Mas não. Regressou acompanhada por um colega, que trazia debaixo do braço o que presumi ser o livrinho amarelo. Este, cortesmente, convidou-me a sentar-me no balcão ao lado e dispôs-se a ouvir-me. Repeti o já dito e recém chegado funcionário, sempre com ar sério mas amável, começou a dedilhar o computador. Verificou as minhas contas, explicou-me que, dadas as circunstâncias (a megera ao lado, claro), teria de me pedir comprovação de uma despesa, bem gorda ( quase sete brasas, porra!) por sinal. E mais outra, essa de conservação que andava por uns largos centos de euros Se o meu Irmão lha poderia mandar imediatamente por mail. Liguei para o caçula, expus-lhe a situação e ele declarou que em relação á primeira era chato mas factível enquanto que no caso da segunda havia que juntar cerca de quarenta documentos.
Ao saber disto, o funcionário, bendito seja ele!) que me atendia afirmou que se contentaria com a grandona.
E deu-me o seu mail para eu lha poder mandar. E recomendou-me pressa pois ia amanhã para férias.

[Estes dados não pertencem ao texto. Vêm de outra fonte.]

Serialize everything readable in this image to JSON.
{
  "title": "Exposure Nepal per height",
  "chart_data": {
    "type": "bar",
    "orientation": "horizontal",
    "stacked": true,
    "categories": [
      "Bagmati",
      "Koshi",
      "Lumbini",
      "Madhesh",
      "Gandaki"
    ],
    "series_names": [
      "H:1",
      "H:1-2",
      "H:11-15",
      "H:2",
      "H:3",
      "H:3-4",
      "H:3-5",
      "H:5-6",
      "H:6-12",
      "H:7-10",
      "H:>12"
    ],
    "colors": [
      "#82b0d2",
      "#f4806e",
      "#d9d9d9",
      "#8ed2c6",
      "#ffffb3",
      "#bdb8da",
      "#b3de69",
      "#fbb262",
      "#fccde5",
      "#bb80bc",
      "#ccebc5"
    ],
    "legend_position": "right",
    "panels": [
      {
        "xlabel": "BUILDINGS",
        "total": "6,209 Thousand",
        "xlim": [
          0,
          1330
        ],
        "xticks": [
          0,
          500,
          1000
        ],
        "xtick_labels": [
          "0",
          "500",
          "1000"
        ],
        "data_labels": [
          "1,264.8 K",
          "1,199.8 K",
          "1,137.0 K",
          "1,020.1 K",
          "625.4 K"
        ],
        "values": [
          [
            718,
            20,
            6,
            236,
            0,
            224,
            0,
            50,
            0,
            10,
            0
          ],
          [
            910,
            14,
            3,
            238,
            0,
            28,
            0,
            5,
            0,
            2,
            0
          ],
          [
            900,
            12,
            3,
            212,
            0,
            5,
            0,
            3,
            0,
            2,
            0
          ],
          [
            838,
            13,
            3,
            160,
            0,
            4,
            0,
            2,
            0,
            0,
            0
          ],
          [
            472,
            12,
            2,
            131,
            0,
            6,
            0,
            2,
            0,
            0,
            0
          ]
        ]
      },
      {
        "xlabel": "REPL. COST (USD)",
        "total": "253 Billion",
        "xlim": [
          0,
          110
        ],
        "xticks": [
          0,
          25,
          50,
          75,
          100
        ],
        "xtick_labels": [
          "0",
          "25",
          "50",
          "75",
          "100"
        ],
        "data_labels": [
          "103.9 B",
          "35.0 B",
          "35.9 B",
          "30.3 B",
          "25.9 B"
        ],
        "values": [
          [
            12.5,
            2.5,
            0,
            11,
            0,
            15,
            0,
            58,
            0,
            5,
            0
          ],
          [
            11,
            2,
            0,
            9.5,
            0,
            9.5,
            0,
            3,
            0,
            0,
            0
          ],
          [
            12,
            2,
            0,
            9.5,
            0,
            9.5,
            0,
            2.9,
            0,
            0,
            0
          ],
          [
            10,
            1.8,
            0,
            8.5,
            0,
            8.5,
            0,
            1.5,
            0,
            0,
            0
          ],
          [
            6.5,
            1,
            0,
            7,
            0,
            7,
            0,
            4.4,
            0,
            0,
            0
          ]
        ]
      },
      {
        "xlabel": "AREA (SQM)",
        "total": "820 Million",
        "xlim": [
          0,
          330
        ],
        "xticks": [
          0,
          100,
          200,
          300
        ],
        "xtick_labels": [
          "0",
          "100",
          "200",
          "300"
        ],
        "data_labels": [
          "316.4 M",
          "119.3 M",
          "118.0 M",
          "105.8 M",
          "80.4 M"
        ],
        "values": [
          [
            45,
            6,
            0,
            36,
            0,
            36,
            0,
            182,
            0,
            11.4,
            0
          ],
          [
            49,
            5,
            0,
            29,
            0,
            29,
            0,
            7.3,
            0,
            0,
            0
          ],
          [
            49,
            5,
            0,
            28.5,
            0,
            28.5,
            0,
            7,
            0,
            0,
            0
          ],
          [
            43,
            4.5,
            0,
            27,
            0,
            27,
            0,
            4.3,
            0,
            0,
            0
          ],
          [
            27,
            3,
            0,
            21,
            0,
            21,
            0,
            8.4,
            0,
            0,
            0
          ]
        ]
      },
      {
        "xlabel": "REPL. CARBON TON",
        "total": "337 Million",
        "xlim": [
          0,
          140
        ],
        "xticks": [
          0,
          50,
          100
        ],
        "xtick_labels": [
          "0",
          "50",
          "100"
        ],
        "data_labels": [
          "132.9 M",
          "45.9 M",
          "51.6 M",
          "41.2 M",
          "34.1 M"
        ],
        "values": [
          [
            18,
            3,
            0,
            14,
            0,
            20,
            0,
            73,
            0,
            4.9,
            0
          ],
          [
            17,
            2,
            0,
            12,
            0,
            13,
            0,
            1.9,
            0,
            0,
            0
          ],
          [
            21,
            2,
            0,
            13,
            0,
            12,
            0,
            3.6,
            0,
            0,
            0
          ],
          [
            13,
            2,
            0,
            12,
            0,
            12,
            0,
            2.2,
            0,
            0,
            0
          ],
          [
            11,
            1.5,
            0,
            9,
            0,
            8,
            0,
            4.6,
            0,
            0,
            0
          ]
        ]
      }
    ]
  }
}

E que eu não me inquietasse pois se hoje fosse de todo em todo impossível fazer chegar os documentos, ele deixaria (se por mim avisado da impossibilidade) tudo ao cuidado de um colega.
Agradeci como competia o cuidado, o zelo, a simpatia e a compreensão desse verdadeiro servidor público. Resolvi não apresentar reclamação contra a hedionda gorda. O meu interlocutor, com habilidade mas discretamente, traçou-me o quadro negro do calor que fez, dios montes de contibuintes alarmados e queixosos, da trabalheira medonha, enfim, sem nunca o dizer tentou desculpar a imbecil mal educada do lado. Que se lixe a criatura, espécie de peido engarrafado!
E boas férias, colega funcionário, boas férias, bom tempo, boa sorte.
Por um momento desculpei o mundo e esta nossa triste realidade. E fui, numa carreira, deitar águas a um café perto, pois estar ali, mesmo se a ler (li tudo o que levava), dá a volta à bexiga de um cavalheiro.
Leitores que aqui heroicamente chegaram: isto do fisco é uma maldição que nos lançaram. E numa época de computadores, ninguém percebe este estúpido bairrismo. Nada é feito para aliviar os incómodos do contribuinte. Parece que somos todos suspeitos de pedofilia ou algo ainda mais grave. O Estado, este Estado trata-nos como “cães perdidos sem coleira”. Só servimos para pagar sem bufar. A grande maioria dos nossos concidadãos, mais frágeis, mais ignorantes, mais timoratos, abaixa a cabeça e deixa-se espezinhar. Quando estas cobras cuspideiras apanham pela frente um cidadão educado, com estudos e exigente, até se mijam nas calças. Peçam sempre o livrinho das reclamações. A cada má vontade, reclamação. A cada grosseria, resistência. Portugal muda por baixo, não por cima. A eles, sem pavor.